Now 21, the young woman alleged her sixth-grade typing teacher flirted with her and rubbed against her in a sexual manner during one-on-one meetings. Through her attorneys, the woman said the district turned a blind eye to the inappropriate behavior when she reported it in 2005 and left her in class with the offending teacher.
"She made an allegation of sexual impropriety, and it wasn't taken seriously," said attorney Lincoln Beauregard, who is representing the young woman alongside Seattle attorney Damisi Velasquez. "Very little was done, and they left her in the classroom."
Reached for comment, Seattle Schools spokeswoman Teresa Wippel declined to discuss the allegations in detail. Wippel said the woman's claims were investigated earlier this year and ruled "unsubstantiated" by the district.

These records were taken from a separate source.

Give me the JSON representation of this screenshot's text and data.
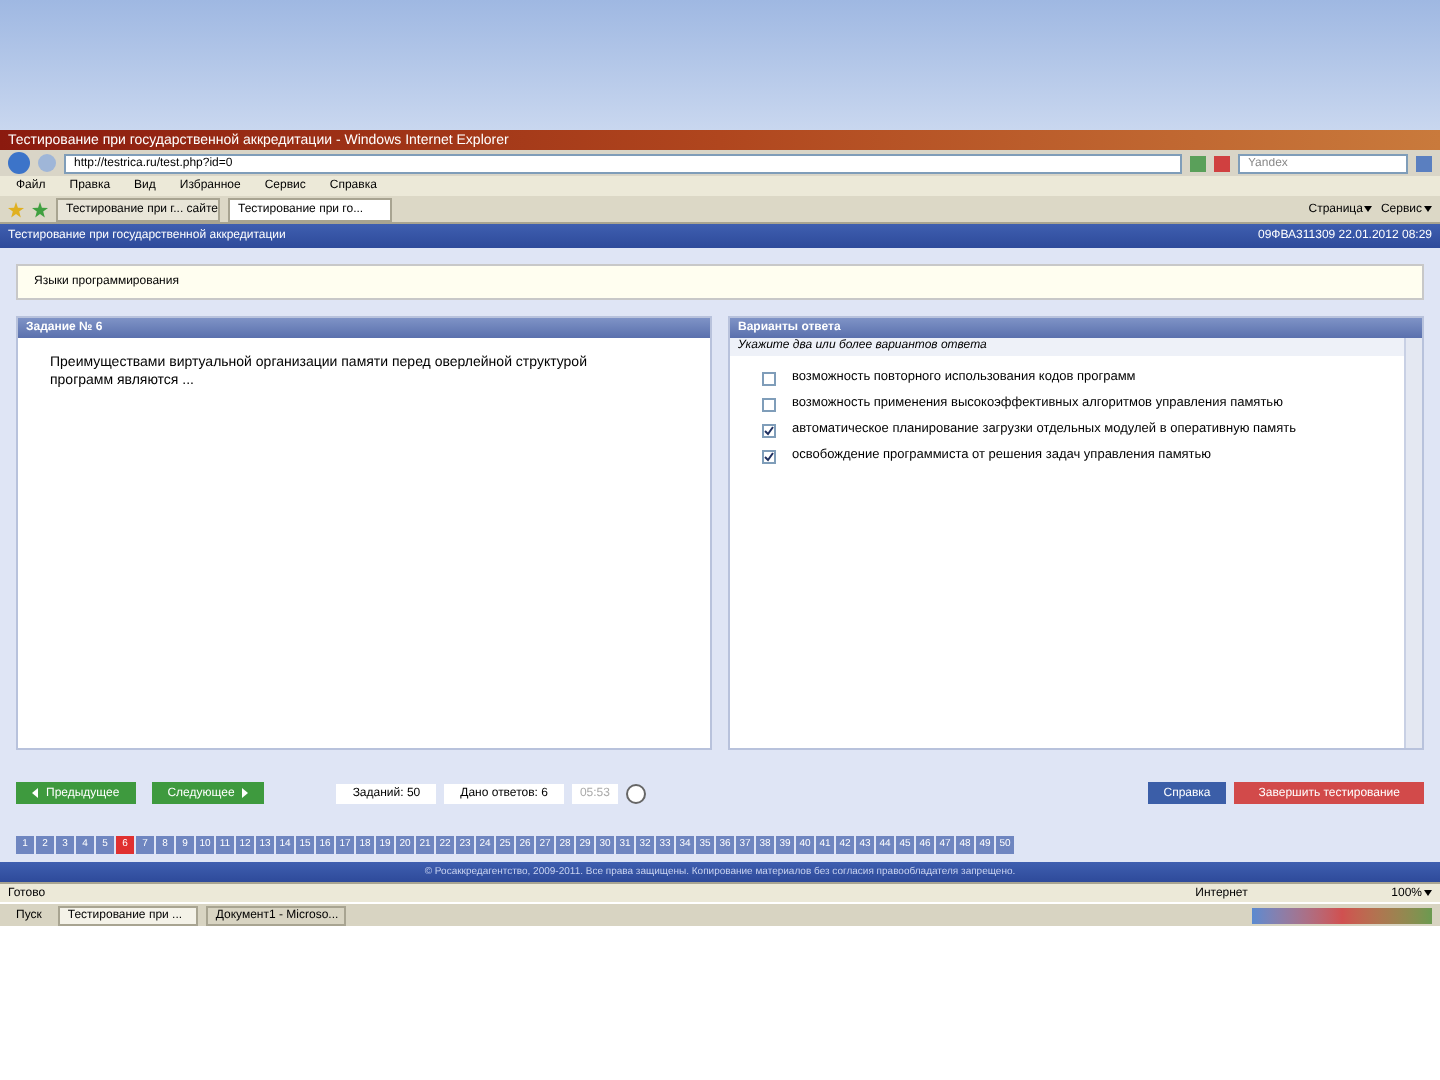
{
  "window": {
    "title": "Тестирование при государственной аккредитации - Windows Internet Explorer"
  },
  "address_bar": {
    "url": "http://testrica.ru/test.php?id=0"
  },
  "search": {
    "placeholder": "Yandex"
  },
  "menu": [
    "Файл",
    "Правка",
    "Вид",
    "Избранное",
    "Сервис",
    "Справка"
  ],
  "tabs": [
    {
      "label": "Тестирование при г... сайте",
      "selected": false
    },
    {
      "label": "Тестирование при го...",
      "selected": true
    }
  ],
  "toolbar_right": [
    "Страница",
    "Сервис"
  ],
  "page_header": {
    "title": "Тестирование при государственной аккредитации",
    "session": "09ФВА311309 22.01.2012 08:29"
  },
  "discipline": "Языки программирования",
  "task": {
    "title": "Задание № 6",
    "question": "Преимуществами виртуальной организации памяти перед оверлейной структурой программ являются ..."
  },
  "answers": {
    "title": "Варианты ответа",
    "hint": "Укажите два или более вариантов ответа",
    "options": [
      {
        "label": "возможность повторного использования кодов программ",
        "checked": false
      },
      {
        "label": "возможность применения высокоэффективных алгоритмов управления памятью",
        "checked": false
      },
      {
        "label": "автоматическое планирование загрузки отдельных модулей в оперативную память",
        "checked": true
      },
      {
        "label": "освобождение программиста от решения задач управления памятью",
        "checked": true
      }
    ]
  },
  "nav": {
    "prev": "Предыдущее",
    "next": "Следующее",
    "tasks": "Заданий: 50",
    "answered": "Дано ответов: 6",
    "timer": "05:53"
  },
  "actions": {
    "help": "Справка",
    "finish": "Завершить тестирование"
  },
  "task_numbers": [
    {
      "label": "1",
      "selected": false
    },
    {
      "label": "2",
      "selected": false
    },
    {
      "label": "3",
      "selected": false
    },
    {
      "label": "4",
      "selected": false
    },
    {
      "label": "5",
      "selected": false
    },
    {
      "label": "6",
      "selected": true
    },
    {
      "label": "7",
      "selected": false
    },
    {
      "label": "8",
      "selected": false
    },
    {
      "label": "9",
      "selected": false
    },
    {
      "label": "10",
      "selected": false
    },
    {
      "label": "11",
      "selected": false
    },
    {
      "label": "12",
      "selected": false
    },
    {
      "label": "13",
      "selected": false
    },
    {
      "label": "14",
      "selected": false
    },
    {
      "label": "15",
      "selected": false
    },
    {
      "label": "16",
      "selected": false
    },
    {
      "label": "17",
      "selected": false
    },
    {
      "label": "18",
      "selected": false
    },
    {
      "label": "19",
      "selected": false
    },
    {
      "label": "20",
      "selected": false
    },
    {
      "label": "21",
      "selected": false
    },
    {
      "label": "22",
      "selected": false
    },
    {
      "label": "23",
      "selected": false
    },
    {
      "label": "24",
      "selected": false
    },
    {
      "label": "25",
      "selected": false
    },
    {
      "label": "26",
      "selected": false
    },
    {
      "label": "27",
      "selected": false
    },
    {
      "label": "28",
      "selected": false
    },
    {
      "label": "29",
      "selected": false
    },
    {
      "label": "30",
      "selected": false
    },
    {
      "label": "31",
      "selected": false
    },
    {
      "label": "32",
      "selected": false
    },
    {
      "label": "33",
      "selected": false
    },
    {
      "label": "34",
      "selected": false
    },
    {
      "label": "35",
      "selected": false
    },
    {
      "label": "36",
      "selected": false
    },
    {
      "label": "37",
      "selected": false
    },
    {
      "label": "38",
      "selected": false
    },
    {
      "label": "39",
      "selected": false
    },
    {
      "label": "40",
      "selected": false
    },
    {
      "label": "41",
      "selected": false
    },
    {
      "label": "42",
      "selected": false
    },
    {
      "label": "43",
      "selected": false
    },
    {
      "label": "44",
      "selected": false
    },
    {
      "label": "45",
      "selected": false
    },
    {
      "label": "46",
      "selected": false
    },
    {
      "label": "47",
      "selected": false
    },
    {
      "label": "48",
      "selected": false
    },
    {
      "label": "49",
      "selected": false
    },
    {
      "label": "50",
      "selected": false
    }
  ],
  "footer": "© Росаккредагентство, 2009-2011. Все права защищены. Копирование материалов без согласия правообладателя запрещено.",
  "status_bar": {
    "text": "Готово",
    "zone": "Интернет",
    "zoom": "100%"
  },
  "taskbar": {
    "start": "Пуск",
    "items": [
      {
        "label": "Тестирование при ...",
        "selected": true
      },
      {
        "label": "Документ1 - Microso...",
        "selected": false
      }
    ]
  }
}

The teacher in question remains with the district and is currently teaching at the Seattle World School, a 300-student school meant to help children with limited English skills, particularly recent immigrants.
Speaking Thursday, Beauregard said that, beyond the sexualized physical contact, the teacher created what would be considered a sexually hostile environment in the working world.
The teacher started by ogling the then-12-year-old girl, then began teasing her flirtatiously in class, Beauregard said. He then began concocting reasons to meet with her outside the view of other students or staff at Eckstein, a Ravenna neighborhood middle school.
It was during one of those unsupervised meetings that the teacher began rubbing against her to "gratify himself" sexually, Beauregard said.
The girl reported the incident to the school principal, but no action was taken, the attorney said. She was left in the man's classroom for the remainder of the term.
Grading the girl, the teacher described her as "a pleasure to have in class."
Beauregard said the district violated its responsibilities to his client.
"You have to do more than whatever they did here," Beauregard said. "In some way, this thing ended up being minimized."
The woman has been in counseling in an effort to deal with the trauma inflicted on her by her teacher and, through its inaction, the district, Beauregard said.
Wippel said the district "will be aggressively defending this lawsuit."
Filed Nov. 27 in King County Superior Court, the lawsuit alleges the district failed to address a hostile environment faced by the former student. The district has not yet responded to the allegations in court.